Oh, and perhaps even more because I’m afraid of knives and broken bones and asphyxiation and pain in general. What a wuss, I know.

But then to actually do it is to be really cowardly, and really fucking stupid. Everyone can be strong enough for anything, to a certain extent, if they want to be. I know it because I’ve seen it.

Life is a Guilt Trip

Because you’re always a slut or a bad friend or an ungrateful child or a fucking devil woman or anything they say you are or you know they secretly or not so secretly think you are and sometimes you believe it, sometimes because you know you are and sometimes because it’s easier that way.

Lesson Learned, Wish Me Luck

For the last few days I’ve been thinking, among many other things, about my childhood and the feelings I had back then.
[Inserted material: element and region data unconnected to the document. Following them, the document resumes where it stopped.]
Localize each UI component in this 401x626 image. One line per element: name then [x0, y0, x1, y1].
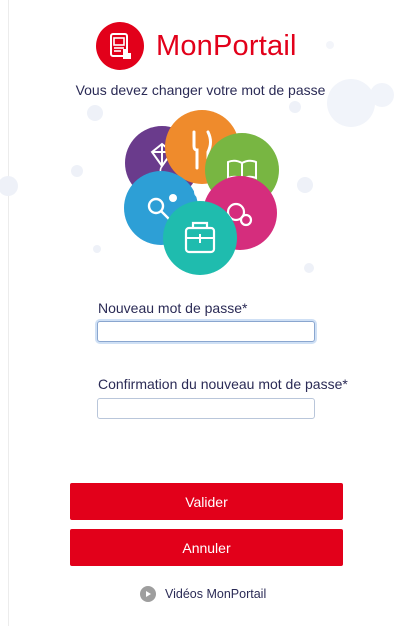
cancel-button[interactable]: Annuler	[70, 529, 343, 566]
new-password-label: Nouveau mot de passe*	[98, 300, 248, 316]
page-subtitle: Vous devez changer votre mot de passe	[75, 82, 326, 98]
app-title: MonPortail	[156, 29, 297, 62]
videos-link[interactable]: Vidéos MonPortail	[140, 584, 266, 604]
play-icon	[140, 586, 156, 602]
new-password-input[interactable]	[97, 321, 315, 342]
portal-logo-icon	[96, 22, 144, 70]
confirm-password-label: Confirmation du nouveau mot de passe*	[98, 376, 348, 392]
illustration-flower	[124, 110, 279, 275]
backpack-icon	[163, 201, 237, 275]
submit-button[interactable]: Valider	[70, 483, 343, 520]
confirm-password-input[interactable]	[97, 398, 315, 419]
videos-link-label: Vidéos MonPortail	[165, 587, 267, 601]
app-logo: MonPortail	[96, 20, 297, 72]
Surely I can only remember them in retrospect now, probably subjectified by my current views and realizations. As I said in the previous post, one of the major feelings I had was alienation. That and the resulting need to escape, even only in my mind. I guess that’s partly why I’ve always felt a certain attachment, a special interest for anything that bore the theme of alienation and escapism.

In junior high school I was especially obsessed with two bands, The Beatles and Nirvana. Now, Nirvana had a lot of songs dealing with those particular themes but I personally think ‘Dumb’ is their ‘Strawberry Fields Forever’, their definitive alienation song. Which, of course, could be interpreted differently or be about drugs or something. But not to me.

I’m not like them, but I can pretend
The sun is gone, but I have a light
The day is done, but I’m having fun
I think I’m dumb, maybe just happy

Anyway, my ‘sensible’ self has officially taken most of the control, after letting my impulsive batshit self run amok for the past week. Which is both good news and bad news. Good news because it’s the perfect timing, this week being midtest week. Bad news because, well, sensible me is no fun.